Mock Presidential Debates Inspire Young Afghans to Engage with the Electoral Process

March 31, 2014

In the run-up to the April 5th elections in Afghanistan, the Afghan Cultural House (ACH) with support from Internews has been holding mock presidential debates for youth to give them opportunities to increase their understanding of the electoral process and advocate their positions on important issues.

“When I was speaking, I was looking to the audience who were listening to me carefully,” said Abdul Ali, age 19, one of the mock presidential candidates. “I saw young friends noting down things and finally they asked me their questions. I was so excited to find my friends interested in the event.”

Afghans under 30 years old constitute the majority of the country’s citizens. However, this potentially powerful group is characterized by widespread political disillusionment. Increasing youth involvement in the electoral process is crucial to upholding Afghanistan’s fledgling democracy.

Each mock debate features four to six students who are allotted five minutes to present their platform as if they were running for President of Afghanistan.
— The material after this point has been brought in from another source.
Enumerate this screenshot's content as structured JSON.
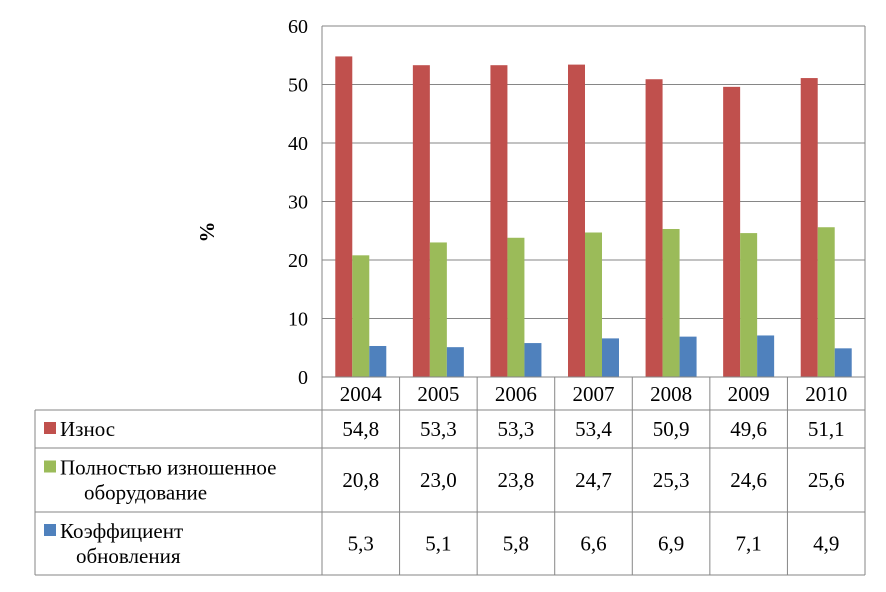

Members of the audience ask questions, often posing as journalists, and then vote for their preferred candidate. The mock debates have been held once or twice weekly since early February, and indicate a growing sense of civic engagement among young Afghans.

“I will find chances to raise my voice and reach authorities to hear me,” said Nahida Mohibbizada, age 24. “I want to participate in politics of my country and this event was a good chance to prove to myself what having a political speech would look like before public.”

Students who have participated in the debates have reported gaining a deeper and more nuanced understanding of the political process as well as some of the challenges faced by presidential candidates.

“It was so interesting for me, because I was acting as a presidential candidate and I was able to feel the people problem from a view of a president,” said 18-year old English student Ghafoor Ansari.

Nahida Frough, age 20, added, “Although it’s difficult for women to participate in elections, this was helpful because now I can better encourage my father to let my mother and sisters vote for the future.”

The project was funded by the Australian Government Department of Foreign Affairs and Trade (DFAT) through Afghanistan Capacity for Media and Elections (ACME).